1. Field of the Invention
The present invention relates to a motor drive apparatus that drives a brushless motor.
2. Description of the Related Art
For products powered by a brushless motor, there has been a growing demand for vibration reduction, noise reduction, torque ripple reduction, and so on. As a brushless motor drive method meeting this demand, a sine wave drive system that drives a brushless motor by supplying a sinusoidal drive current to a drive winding of the brushless motor (see, for example, Japanese Laid-Open Patent Publication (Kokai) No. H07-250492).
FIG. 3 is a timing chart of drive waveforms for a brushless motor based on a common sine wave drive system, and the drive waveforms are based on the assumption that a three-phase four-pole brushless DC motor is driven. Among hall signals E1, E2, and E3 which are output signals from three magnetic pole detecting elements (not shown), only the hall signal E1 is used, and a hall interrupt signal E4 is generated. Here, one period of the hall signal E1 is a period over which the north pole and the south pole of a rotor magnet are detected, and hence the hall interrupt signal E4 is output at intervals of one period of the hall signal E1. The hall interrupt signal E4 is divided in 24 by a divided period computing unit (not shown), and a Sin θ interrupt signal E5 is output.
In synchronization with the Sin θ interrupt signal E5, 24 sine wave amplitude values are supplied to a DA converter, and a DAC output signal E6 which is a one-phase sine wave drive signal is output. A sine wave amplitude value which lags by an electric angle of 60 degrees and a sine wave amplitude value which lags by an electric angle of 120 degrees are supplied to the DA converter, and a DAC output signal E7 and a DAC output signal E8 are output. Thus, sine wave drive signals less affected by variations in the locations at which magnetic pole detecting elements are placed can be output.
However, in an arrangement having a rotor magnet with four or more poles, even when the rotor magnet is rotating at a uniform speed, variations in the period of a hall signal detected by a magnetic pole detecting element are caused by lack of accuracy of division in magnetization of the rotor magnet.

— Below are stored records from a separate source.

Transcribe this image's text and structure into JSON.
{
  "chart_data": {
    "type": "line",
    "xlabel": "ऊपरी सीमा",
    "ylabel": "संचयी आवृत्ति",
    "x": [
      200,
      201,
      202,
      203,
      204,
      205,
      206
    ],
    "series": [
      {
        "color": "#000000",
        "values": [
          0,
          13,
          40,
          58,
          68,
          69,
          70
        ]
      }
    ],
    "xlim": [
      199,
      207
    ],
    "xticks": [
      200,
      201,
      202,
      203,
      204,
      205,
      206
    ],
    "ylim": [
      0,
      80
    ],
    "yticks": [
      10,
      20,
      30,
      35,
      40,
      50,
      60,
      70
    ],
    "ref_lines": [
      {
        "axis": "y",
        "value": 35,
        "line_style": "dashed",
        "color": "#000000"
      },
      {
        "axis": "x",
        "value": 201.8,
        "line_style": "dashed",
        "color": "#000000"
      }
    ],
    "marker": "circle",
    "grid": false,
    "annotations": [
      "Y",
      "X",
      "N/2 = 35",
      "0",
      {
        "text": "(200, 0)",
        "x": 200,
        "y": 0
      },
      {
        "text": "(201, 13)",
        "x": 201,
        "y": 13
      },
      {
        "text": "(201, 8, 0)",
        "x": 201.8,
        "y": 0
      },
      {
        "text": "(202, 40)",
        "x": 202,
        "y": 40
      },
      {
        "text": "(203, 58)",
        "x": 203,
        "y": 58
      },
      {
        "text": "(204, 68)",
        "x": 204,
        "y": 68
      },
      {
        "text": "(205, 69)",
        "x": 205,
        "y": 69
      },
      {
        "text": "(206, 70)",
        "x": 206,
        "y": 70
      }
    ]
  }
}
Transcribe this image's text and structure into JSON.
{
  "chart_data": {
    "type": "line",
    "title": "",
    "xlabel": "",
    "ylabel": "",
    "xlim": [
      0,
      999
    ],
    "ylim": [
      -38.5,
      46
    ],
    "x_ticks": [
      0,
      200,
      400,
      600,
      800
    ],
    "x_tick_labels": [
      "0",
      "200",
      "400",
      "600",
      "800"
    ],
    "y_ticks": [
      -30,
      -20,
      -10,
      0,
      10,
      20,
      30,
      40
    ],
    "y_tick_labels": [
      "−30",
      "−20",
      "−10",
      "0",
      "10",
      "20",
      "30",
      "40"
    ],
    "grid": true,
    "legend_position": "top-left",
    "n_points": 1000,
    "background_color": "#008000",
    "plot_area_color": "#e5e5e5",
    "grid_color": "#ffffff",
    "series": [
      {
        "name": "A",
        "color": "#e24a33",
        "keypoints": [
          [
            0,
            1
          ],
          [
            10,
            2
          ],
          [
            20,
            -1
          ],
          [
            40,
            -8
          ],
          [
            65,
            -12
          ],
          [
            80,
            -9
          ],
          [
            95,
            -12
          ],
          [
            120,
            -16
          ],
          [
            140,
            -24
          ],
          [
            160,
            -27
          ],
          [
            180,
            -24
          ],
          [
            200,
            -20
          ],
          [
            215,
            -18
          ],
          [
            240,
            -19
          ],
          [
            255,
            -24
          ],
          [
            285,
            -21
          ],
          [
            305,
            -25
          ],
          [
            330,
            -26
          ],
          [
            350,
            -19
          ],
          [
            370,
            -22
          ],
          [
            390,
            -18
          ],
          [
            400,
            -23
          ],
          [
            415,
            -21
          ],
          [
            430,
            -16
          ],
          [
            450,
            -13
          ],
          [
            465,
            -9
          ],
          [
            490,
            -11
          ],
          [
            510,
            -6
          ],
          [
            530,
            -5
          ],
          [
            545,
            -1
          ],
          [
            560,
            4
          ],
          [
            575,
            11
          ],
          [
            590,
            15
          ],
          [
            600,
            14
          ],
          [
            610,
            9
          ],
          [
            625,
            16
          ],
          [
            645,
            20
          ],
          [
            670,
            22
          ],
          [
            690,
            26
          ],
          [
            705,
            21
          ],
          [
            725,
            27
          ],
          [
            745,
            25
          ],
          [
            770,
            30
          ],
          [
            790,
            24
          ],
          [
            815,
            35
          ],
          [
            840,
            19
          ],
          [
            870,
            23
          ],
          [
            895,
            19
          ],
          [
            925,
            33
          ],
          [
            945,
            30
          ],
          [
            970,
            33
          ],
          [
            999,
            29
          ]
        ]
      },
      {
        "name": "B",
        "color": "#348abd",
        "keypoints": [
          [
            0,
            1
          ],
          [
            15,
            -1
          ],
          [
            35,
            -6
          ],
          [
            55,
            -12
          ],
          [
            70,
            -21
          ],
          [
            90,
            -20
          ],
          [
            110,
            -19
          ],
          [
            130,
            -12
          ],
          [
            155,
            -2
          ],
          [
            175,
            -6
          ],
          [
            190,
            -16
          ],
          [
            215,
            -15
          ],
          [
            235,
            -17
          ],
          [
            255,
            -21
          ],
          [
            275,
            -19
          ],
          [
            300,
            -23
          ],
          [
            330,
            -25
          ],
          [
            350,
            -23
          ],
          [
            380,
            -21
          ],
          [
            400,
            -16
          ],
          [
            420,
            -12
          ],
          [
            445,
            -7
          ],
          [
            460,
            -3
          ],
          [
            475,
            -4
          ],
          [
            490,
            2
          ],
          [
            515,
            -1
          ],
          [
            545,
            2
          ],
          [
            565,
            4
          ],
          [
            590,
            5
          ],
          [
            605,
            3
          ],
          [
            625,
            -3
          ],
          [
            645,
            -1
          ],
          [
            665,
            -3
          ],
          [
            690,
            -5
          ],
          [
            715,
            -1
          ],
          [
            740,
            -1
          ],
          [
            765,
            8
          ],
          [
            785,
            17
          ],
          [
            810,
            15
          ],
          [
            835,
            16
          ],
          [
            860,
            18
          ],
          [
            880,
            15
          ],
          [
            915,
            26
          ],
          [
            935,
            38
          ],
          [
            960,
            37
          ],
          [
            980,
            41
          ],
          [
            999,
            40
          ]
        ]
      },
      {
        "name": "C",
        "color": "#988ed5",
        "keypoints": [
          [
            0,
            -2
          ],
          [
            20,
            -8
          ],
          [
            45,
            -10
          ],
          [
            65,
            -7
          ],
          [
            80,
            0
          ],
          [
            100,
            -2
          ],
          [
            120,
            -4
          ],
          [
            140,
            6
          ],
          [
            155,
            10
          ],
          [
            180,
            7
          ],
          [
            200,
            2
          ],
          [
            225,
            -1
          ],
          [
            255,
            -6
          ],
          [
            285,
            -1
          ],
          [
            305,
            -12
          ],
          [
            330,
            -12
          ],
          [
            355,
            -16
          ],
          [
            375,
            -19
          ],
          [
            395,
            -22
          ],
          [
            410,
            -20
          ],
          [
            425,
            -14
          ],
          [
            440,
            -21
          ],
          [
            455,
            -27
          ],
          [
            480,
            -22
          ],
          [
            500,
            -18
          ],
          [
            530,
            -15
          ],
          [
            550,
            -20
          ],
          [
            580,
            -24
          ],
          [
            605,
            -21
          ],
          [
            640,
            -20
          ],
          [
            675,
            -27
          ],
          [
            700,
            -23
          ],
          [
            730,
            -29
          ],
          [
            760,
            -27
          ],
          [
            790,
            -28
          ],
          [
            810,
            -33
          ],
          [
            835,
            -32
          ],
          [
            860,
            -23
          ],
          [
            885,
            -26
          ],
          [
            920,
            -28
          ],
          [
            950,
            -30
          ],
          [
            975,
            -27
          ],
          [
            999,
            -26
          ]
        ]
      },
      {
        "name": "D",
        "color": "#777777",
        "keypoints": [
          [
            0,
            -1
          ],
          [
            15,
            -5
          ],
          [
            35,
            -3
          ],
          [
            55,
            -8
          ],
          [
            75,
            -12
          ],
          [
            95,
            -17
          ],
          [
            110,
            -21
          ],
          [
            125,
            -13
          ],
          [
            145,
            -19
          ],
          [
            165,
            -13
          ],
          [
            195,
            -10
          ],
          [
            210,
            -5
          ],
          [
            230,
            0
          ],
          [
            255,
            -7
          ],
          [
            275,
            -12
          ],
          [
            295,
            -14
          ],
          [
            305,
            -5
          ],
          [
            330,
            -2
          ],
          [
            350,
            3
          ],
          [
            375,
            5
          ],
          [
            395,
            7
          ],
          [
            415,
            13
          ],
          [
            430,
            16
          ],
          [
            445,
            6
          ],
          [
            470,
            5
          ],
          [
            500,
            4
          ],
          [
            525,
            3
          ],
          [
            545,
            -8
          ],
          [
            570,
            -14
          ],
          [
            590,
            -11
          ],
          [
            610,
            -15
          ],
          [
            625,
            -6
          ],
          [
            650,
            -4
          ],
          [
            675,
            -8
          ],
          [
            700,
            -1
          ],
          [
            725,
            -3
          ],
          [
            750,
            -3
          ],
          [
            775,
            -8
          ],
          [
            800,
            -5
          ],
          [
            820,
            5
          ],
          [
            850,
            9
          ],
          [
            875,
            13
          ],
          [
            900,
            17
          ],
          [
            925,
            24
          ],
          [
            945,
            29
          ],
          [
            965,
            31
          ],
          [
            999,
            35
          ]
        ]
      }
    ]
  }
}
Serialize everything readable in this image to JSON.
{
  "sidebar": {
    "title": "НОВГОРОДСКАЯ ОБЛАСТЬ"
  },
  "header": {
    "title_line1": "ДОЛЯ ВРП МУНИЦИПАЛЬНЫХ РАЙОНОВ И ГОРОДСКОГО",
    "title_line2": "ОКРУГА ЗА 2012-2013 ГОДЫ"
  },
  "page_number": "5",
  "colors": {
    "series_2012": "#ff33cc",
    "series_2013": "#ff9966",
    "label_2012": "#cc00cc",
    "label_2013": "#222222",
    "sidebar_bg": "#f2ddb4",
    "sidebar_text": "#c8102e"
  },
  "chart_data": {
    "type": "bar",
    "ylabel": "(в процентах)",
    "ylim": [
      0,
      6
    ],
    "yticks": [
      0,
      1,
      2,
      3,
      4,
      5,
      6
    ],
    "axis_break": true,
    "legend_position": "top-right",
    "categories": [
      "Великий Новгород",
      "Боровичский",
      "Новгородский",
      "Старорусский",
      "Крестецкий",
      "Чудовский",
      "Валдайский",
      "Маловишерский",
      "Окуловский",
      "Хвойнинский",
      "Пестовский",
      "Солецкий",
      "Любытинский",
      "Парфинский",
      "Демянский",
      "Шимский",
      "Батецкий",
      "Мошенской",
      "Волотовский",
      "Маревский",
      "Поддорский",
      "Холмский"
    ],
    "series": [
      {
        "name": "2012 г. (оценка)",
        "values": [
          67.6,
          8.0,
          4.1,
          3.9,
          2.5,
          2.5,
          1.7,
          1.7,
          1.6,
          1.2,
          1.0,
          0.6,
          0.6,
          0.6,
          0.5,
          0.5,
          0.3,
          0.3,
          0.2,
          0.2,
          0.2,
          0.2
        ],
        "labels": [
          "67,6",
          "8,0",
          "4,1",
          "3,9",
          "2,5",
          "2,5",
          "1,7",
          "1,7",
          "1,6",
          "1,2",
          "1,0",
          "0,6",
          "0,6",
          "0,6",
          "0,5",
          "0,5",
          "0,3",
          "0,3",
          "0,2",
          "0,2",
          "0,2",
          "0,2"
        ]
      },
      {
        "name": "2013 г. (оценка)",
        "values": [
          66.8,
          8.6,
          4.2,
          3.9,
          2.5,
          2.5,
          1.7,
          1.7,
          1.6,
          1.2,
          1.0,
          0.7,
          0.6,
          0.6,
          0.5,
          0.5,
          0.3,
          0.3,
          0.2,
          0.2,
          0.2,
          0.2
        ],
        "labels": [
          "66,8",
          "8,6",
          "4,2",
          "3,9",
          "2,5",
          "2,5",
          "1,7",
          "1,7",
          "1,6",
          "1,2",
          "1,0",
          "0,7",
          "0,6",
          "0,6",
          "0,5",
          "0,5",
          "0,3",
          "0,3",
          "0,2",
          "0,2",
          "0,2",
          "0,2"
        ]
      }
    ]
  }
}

For this reason, in the method in which one period of a sine wave drive signal is output from one period of a magnetic pole detecting element, variations in the period of a sine wave drive signal occur. Moreover, when resolution for sine wave amplitude values is low, variations in sine wave amplitude values increase with each period of a magnetic pole detecting element, which causes torque ripples to unfavourably occur.
To solve the above described problems, it is necessary to increase the accuracy of division in magnetization of the rotor magnet and the resolution of sine wave amplitude values, but to satisfy this requirement, the arrangement of a motor drive apparatus has to be complicated, resulting in an increase in the cost of the motor and the motor drive apparatus. Moreover, because the motor drive apparatus is required to have an arrangement suitable for the number of magnetic poles of the rotor magnet, the motor drive apparatus cannot be made versatile.